The Government has clarified how pension rules work as many pensioners face a reduction in the amount they receive through their scheme.

Social Democratic and Labor MP Claire Hanna asked Parliament whether the Government plans to “review (a) indexation, (b) the 90% compensation limit and (c) the potential merits of other changes to the pension. Protection Fund”.

The Pension Protection Fund (PPF) is responsible for the administration of defined benefit schemes where a company has become insolvent.

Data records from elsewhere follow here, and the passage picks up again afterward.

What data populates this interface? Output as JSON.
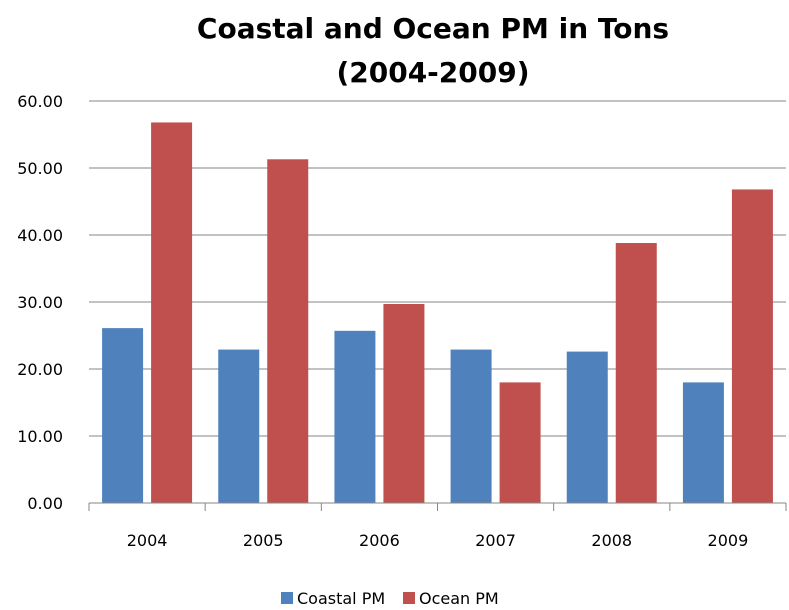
{
  "chart_data": {
    "type": "bar",
    "title": "Coastal and Ocean PM in Tons",
    "subtitle": "(2004-2009)",
    "xlabel": "",
    "ylabel": "",
    "categories": [
      "2004",
      "2005",
      "2006",
      "2007",
      "2008",
      "2009"
    ],
    "series": [
      {
        "name": "Coastal PM",
        "color": "#4f81bd",
        "values": [
          26.1,
          22.9,
          25.7,
          22.9,
          22.6,
          18.0
        ]
      },
      {
        "name": "Ocean PM",
        "color": "#c0504d",
        "values": [
          56.8,
          51.3,
          29.7,
          18.0,
          38.8,
          46.8
        ]
      }
    ],
    "ylim": [
      0,
      60
    ],
    "yticks": [
      "0.00",
      "10.00",
      "20.00",
      "30.00",
      "40.00",
      "50.00",
      "60.00"
    ],
    "grid": true,
    "legend_position": "bottom"
  }
}
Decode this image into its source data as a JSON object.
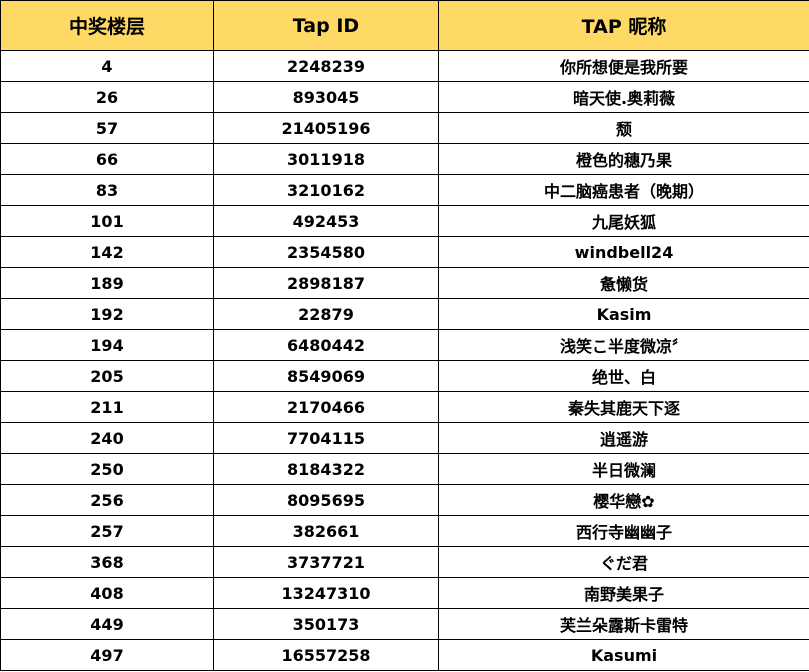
{
  "table": {
    "header": [
      "中奖楼层",
      "Tap ID",
      "TAP 昵称"
    ],
    "rows": [
      [
        4,
        2248239,
        "你所想便是我所要"
      ],
      [
        26,
        893045,
        "暗天使.奥莉薇"
      ],
      [
        57,
        21405196,
        "颓"
      ],
      [
        66,
        3011918,
        "橙色的穗乃果"
      ],
      [
        83,
        3210162,
        "中二脑癌患者（晚期）"
      ],
      [
        101,
        492453,
        "九尾妖狐"
      ],
      [
        142,
        2354580,
        "windbell24"
      ],
      [
        189,
        2898187,
        "惫懒货"
      ],
      [
        192,
        22879,
        "Kasim"
      ],
      [
        194,
        6480442,
        "浅笑こ半度微凉〞"
      ],
      [
        205,
        8549069,
        "绝世、白"
      ],
      [
        211,
        2170466,
        "秦失其鹿天下逐"
      ],
      [
        240,
        7704115,
        "逍遥游"
      ],
      [
        250,
        8184322,
        "半日微澜"
      ],
      [
        256,
        8095695,
        "樱华戀✿"
      ],
      [
        257,
        382661,
        "西行寺幽幽子"
      ],
      [
        368,
        3737721,
        "ぐだ君"
      ],
      [
        408,
        13247310,
        "南野美果子"
      ],
      [
        449,
        350173,
        "芙兰朵露斯卡雷特"
      ],
      [
        497,
        16557258,
        "Kasumi"
      ]
    ]
  }
}
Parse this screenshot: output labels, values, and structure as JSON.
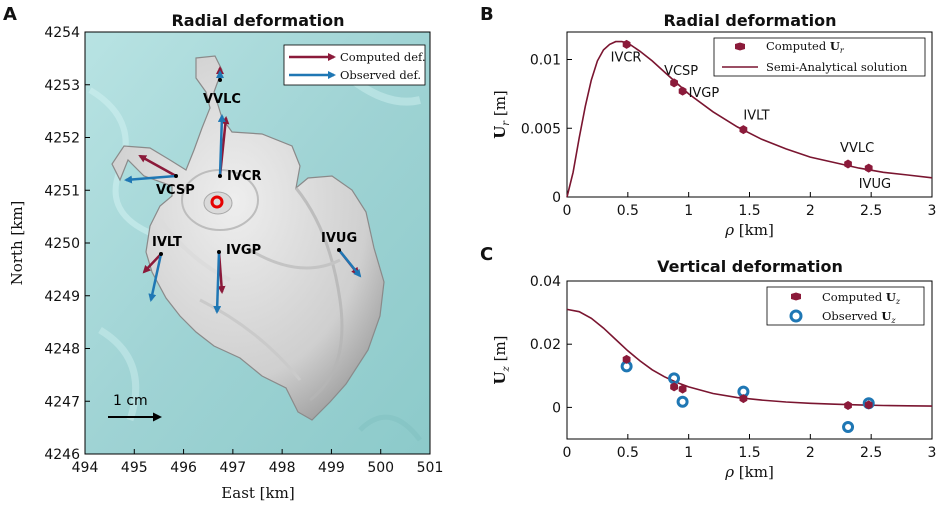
{
  "panels": {
    "A": {
      "letter": "A",
      "title": "Radial deformation",
      "xlabel": "East [km]",
      "ylabel": "North [km]",
      "xticks": [
        "494",
        "495",
        "496",
        "497",
        "498",
        "499",
        "500",
        "501"
      ],
      "yticks": [
        "4254",
        "4253",
        "4252",
        "4251",
        "4250",
        "4249",
        "4248",
        "4247",
        "4246"
      ],
      "legend": [
        "Computed def.",
        "Observed def."
      ],
      "scale_label": "1 cm",
      "source_marker": "red-circle",
      "stations": [
        {
          "name": "VVLC",
          "east": 496.53,
          "north": 4253.22
        },
        {
          "name": "IVCR",
          "east": 496.53,
          "north": 4251.25
        },
        {
          "name": "VCSP",
          "east": 495.78,
          "north": 4251.25
        },
        {
          "name": "IVLT",
          "east": 495.43,
          "north": 4249.8
        },
        {
          "name": "IVGP",
          "east": 496.53,
          "north": 4249.82
        },
        {
          "name": "IVUG",
          "east": 498.83,
          "north": 4249.85
        }
      ]
    },
    "B": {
      "letter": "B",
      "title": "Radial deformation",
      "legend": [
        "Computed U_r",
        "Semi-Analytical solution"
      ]
    },
    "C": {
      "letter": "C",
      "title": "Vertical deformation",
      "legend": [
        "Computed U_z",
        "Observed U_z"
      ]
    }
  },
  "colors": {
    "computed": "#8b1a3a",
    "observed": "#1f77b4",
    "curve": "#7a1530",
    "source": "#e60000"
  },
  "chart_data": [
    {
      "type": "scatter",
      "panel": "B",
      "title": "Radial deformation",
      "xlabel": "ρ [km]",
      "ylabel": "U_r [m]",
      "xlim": [
        0,
        3
      ],
      "ylim": [
        0,
        0.012
      ],
      "xticks": [
        "0",
        "0.5",
        "1",
        "1.5",
        "2",
        "2.5",
        "3"
      ],
      "yticks": [
        "0",
        "0.005",
        "0.01"
      ],
      "series": [
        {
          "name": "Computed U_r",
          "points": [
            {
              "label": "IVCR",
              "x": 0.49,
              "y": 0.0111
            },
            {
              "label": "VCSP",
              "x": 0.88,
              "y": 0.0083
            },
            {
              "label": "IVGP",
              "x": 0.95,
              "y": 0.0077
            },
            {
              "label": "IVLT",
              "x": 1.45,
              "y": 0.0049
            },
            {
              "label": "VVLC",
              "x": 2.31,
              "y": 0.0024
            },
            {
              "label": "IVUG",
              "x": 2.48,
              "y": 0.0021
            }
          ]
        },
        {
          "name": "Semi-Analytical solution",
          "x": [
            0,
            0.05,
            0.1,
            0.15,
            0.2,
            0.25,
            0.3,
            0.35,
            0.4,
            0.45,
            0.5,
            0.6,
            0.7,
            0.8,
            0.9,
            1.0,
            1.2,
            1.4,
            1.6,
            1.8,
            2.0,
            2.2,
            2.4,
            2.6,
            2.8,
            3.0
          ],
          "y": [
            0,
            0.0018,
            0.0043,
            0.0066,
            0.0085,
            0.0099,
            0.0107,
            0.0111,
            0.0113,
            0.0113,
            0.0112,
            0.0106,
            0.0099,
            0.0091,
            0.0083,
            0.0075,
            0.0062,
            0.0051,
            0.0042,
            0.0035,
            0.0029,
            0.0025,
            0.0021,
            0.0018,
            0.0016,
            0.0014
          ]
        }
      ]
    },
    {
      "type": "scatter",
      "panel": "C",
      "title": "Vertical deformation",
      "xlabel": "ρ [km]",
      "ylabel": "U_z [m]",
      "xlim": [
        0,
        3
      ],
      "ylim": [
        -0.01,
        0.04
      ],
      "xticks": [
        "0",
        "0.5",
        "1",
        "1.5",
        "2",
        "2.5",
        "3"
      ],
      "yticks": [
        "0",
        "0.02",
        "0.04"
      ],
      "series": [
        {
          "name": "Computed U_z",
          "x": [
            0.49,
            0.88,
            0.95,
            1.45,
            2.31,
            2.48
          ],
          "y": [
            0.0152,
            0.0065,
            0.0058,
            0.0028,
            0.0006,
            0.0008
          ]
        },
        {
          "name": "Observed U_z",
          "x": [
            0.49,
            0.88,
            0.95,
            1.45,
            2.31,
            2.48
          ],
          "y": [
            0.013,
            0.0092,
            0.0018,
            0.005,
            -0.0062,
            0.0013
          ]
        },
        {
          "name": "Semi-Analytical solution",
          "x": [
            0,
            0.1,
            0.2,
            0.3,
            0.4,
            0.5,
            0.6,
            0.7,
            0.8,
            0.9,
            1.0,
            1.2,
            1.4,
            1.6,
            1.8,
            2.0,
            2.2,
            2.4,
            2.6,
            2.8,
            3.0
          ],
          "y": [
            0.031,
            0.0303,
            0.0282,
            0.0251,
            0.0215,
            0.0179,
            0.0147,
            0.0119,
            0.0097,
            0.0079,
            0.0065,
            0.0044,
            0.0031,
            0.0023,
            0.0017,
            0.0013,
            0.001,
            0.0008,
            0.0006,
            0.0005,
            0.0004
          ]
        }
      ]
    }
  ]
}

The 90 per cent figure refers to the fact that if an employee has not reached state pension age when their company becomes insolvent, their payments will be reduced by 90 per cent.

Ms Hanna also asked if there are any plans to carry out a consultation on any changes to the PPF.

Pensions Minister Emma Reynolds said in response: “I have heard about the problems that members of the defined benefit pension scheme are experiencing in adjusting to retirement incomes that may be less than they expected after insolvency of your employer.

“I recognize the importance of these issues to members and will consider this further in the coming months.”

Explaining the rules, Reynolds said: “Pension Protection Fund compensation payments based on benefits accrued after April 6, 1997 are increased in accordance with the consumer price index, limited to 2.5 percent.

“Prior to 6 April 1997, there was no general statutory requirement for defined benefit pensions to be increased at the time of payment, apart from any element of guaranteed minimum pension earned on or after 6 April 1988”.

He also refuted the idea that there is a “cap” on the compensation provided by PPF. He explained: “Compensation is calculated on the date of the employer’s insolvency and on that date is initially 100 per cent of their accrued pension benefits for members who exceed their scheme’s normal retirement age or 90 percent of your accrued pension benefits for members below your plan’s normal retirement age.”

The PPF now manages pension funds from big-name companies such as Woolworths and BHS, and is currently evaluating taking over Wilko’s scheme, after the chain collapsed last year.

One question about the future of the PPF is what will happen to its proposal to become a Public Sector Consolidator, taking on defined benefit (DB) schemes to boost its investment in ‘productive finance’ assets.

The fund said this new consolidation feature could unlock £10bn for productive UK investment.

Kate Jones, chair of the PPF, previously said: “Evidence and stakeholder feedback suggest that more options are needed in the market to take advantage of this window of opportunity with improved funding levels.

“Our maturity and capabilities mean we can operate this new separate fund, which provides more options for schemes and a safe home for transferring members, without affecting the continued delivery of our existing functions.”